En étudiant les rapports successifs de la Haute Autorité de Santé, c’est édifiant. Ils apprennent en marchant, puisque rien n’a été étudié dans une vraie phase 3. J’attire l’attention du lecteur sur la nature des rapports produit dans notre pays. La HAS écrit :

« Les premières données d’efficacité en vie réelle de ces vaccins, obtenues lors des campagnes de vaccination en Israël, au Royaume-Uni et aux États-Unis suggèrent une efficacité des vaccins chez l’adulte sur la transmission, qui nécessite d’être confirmée mais semble notable avec les vaccins ARNm. »

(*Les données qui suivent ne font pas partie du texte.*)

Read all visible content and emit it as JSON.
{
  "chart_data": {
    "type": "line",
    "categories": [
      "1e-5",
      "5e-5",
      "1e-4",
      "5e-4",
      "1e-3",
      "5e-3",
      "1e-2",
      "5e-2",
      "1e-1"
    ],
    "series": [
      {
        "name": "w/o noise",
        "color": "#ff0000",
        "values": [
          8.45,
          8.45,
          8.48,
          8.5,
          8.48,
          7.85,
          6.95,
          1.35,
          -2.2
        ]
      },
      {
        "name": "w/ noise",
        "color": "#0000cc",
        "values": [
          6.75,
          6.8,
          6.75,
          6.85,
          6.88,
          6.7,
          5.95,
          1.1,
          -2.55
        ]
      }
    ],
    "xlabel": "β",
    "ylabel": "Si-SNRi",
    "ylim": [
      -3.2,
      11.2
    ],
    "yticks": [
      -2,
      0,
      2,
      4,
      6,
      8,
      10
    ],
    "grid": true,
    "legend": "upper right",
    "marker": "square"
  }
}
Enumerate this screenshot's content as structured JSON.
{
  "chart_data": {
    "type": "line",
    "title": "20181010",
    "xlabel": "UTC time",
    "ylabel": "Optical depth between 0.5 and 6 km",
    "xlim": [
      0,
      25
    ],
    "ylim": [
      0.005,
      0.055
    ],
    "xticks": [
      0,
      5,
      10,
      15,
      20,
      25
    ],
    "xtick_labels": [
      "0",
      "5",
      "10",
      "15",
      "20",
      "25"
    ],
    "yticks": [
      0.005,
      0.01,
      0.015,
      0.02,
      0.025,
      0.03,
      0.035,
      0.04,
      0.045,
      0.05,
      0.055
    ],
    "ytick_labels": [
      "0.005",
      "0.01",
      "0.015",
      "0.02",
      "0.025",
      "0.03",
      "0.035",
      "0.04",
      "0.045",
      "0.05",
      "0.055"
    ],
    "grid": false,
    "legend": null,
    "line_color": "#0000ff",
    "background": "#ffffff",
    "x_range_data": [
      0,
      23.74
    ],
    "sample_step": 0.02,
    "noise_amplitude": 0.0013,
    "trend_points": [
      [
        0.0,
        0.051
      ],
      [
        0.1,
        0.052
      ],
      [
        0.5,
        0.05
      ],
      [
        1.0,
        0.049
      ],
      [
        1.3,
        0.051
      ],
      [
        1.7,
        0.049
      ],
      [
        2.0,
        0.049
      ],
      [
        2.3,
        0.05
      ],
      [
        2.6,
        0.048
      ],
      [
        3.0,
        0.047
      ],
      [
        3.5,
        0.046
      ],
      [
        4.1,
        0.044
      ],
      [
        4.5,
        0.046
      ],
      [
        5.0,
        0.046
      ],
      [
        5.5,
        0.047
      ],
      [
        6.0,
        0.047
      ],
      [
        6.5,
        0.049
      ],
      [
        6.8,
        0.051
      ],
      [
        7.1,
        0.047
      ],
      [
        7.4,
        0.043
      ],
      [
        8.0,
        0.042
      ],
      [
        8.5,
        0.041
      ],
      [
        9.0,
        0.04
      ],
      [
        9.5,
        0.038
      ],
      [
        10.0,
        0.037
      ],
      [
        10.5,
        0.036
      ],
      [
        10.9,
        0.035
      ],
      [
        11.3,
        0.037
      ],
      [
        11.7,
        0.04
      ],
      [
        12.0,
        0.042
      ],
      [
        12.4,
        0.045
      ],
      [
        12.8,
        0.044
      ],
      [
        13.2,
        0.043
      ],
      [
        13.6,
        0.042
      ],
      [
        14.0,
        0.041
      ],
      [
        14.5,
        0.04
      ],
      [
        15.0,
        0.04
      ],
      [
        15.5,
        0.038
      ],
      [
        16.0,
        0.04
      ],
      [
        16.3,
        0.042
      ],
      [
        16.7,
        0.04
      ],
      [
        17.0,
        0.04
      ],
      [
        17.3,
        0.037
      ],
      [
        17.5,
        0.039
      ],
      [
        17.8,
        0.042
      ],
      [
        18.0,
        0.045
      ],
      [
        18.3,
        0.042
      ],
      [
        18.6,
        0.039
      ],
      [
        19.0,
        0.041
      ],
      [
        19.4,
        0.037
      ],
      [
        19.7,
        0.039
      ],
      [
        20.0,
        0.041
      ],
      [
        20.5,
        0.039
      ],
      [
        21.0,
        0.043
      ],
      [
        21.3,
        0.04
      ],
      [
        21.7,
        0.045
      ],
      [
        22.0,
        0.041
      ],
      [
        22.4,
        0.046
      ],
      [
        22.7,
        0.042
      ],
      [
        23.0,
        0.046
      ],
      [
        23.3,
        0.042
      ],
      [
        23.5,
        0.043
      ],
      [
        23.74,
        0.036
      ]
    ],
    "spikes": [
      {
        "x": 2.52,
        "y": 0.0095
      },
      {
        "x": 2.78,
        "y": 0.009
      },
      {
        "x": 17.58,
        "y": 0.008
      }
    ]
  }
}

(Haute Autorité de Santé – Stratégie de vaccination contre la Covid -19 Place du vaccin à ARNm Spikevax® de Moderna chez les 12 à 17 ans Validé par le Collège le 27 juillet 2021)

Le lecteur notera le verbe « suggérer » qui dénote une belle assurance. Il notera dans la même phrase « nécessite d’être confirmée ». Le lecteur comprendra qu’avec une suggestion et un besoin de confirmation, nos éminents savants ont la capacité de conclure « semble notable », le semble autorisant une réserve au cas où ? Cela signifie que la HAS est incapable de démontrer en juillet 2021 l’efficacité du vaccin sur les jeunes. Nous attendons avec impatience leur conclusion, après relecture des rapports de Pfizer et des résultats sur le terrain, déjà sur les adultes.

Cette même HAS écrit encore :

« Les études les plus récentes confirment une baisse au cours du temps de l’efficacité vaccinale observée en vie réelle contre les infections liées au variant Delta (efficacité entre 30 et 80 %) » (Haute Autorité de Santé – Stratégie de vaccination contre la Covid-19 Place du vaccin à ARNm SPIKEVAX Validé par le Collège le 5 novembre 2021)

Pfizer le reconnait publiquement dès le 17 septembre dans son rapport à la FDA. Il faut donc deux mois à la HAS pour l’écrire sans en tirer aucune conclusion économique et de santé publique. Et dans ce même rapport, concernant la dose de rappel :

« Ces résultats sont à interpréter avec prudence du fait des faibles effectifs pour lesquels ces analyses ont été menées. Il faut noter que le laboratoire n’a pas fourni le rationnel du choix du dosage, qui ne correspond pas à celui pour lequel la variation de l’AMM a été octroyée. »

Tout est à l’avenant. A leur décharge, le politique décide et ils essayent d’expliquer au fil de l’eau. Alors que nous avons un ministre de la santé péremptoire et agressif contre ceux qui s’interrogent, la lecture attentive de ces rapports est troublantes, inquiétantes même. On y voit graduellement apparaître la question des effets indésirables graves, au début dénié, maintenant nommé et minoré, mais avec les mêmes réserves.

Le prix sanitaire de la politique sanitaire est déjà un désastre sur le plan économique, social et humain. Il est à redouter les effets dans la durée : retard scolaire, développement altéré de la petite enfance, épuisement général des adultes, désengagement professionnel et effets indésirables. Il est urgentissime d’exposer et d’adopter une autre politique sanitaire inspirée des pays qui réussissent : soins, thérapeutiques, réorganisation du système de santé, place de la médecine de ville, etc. et de dire avec force à ce gouvernement prétentieux qu’il a lamentablement échoué avec obstination.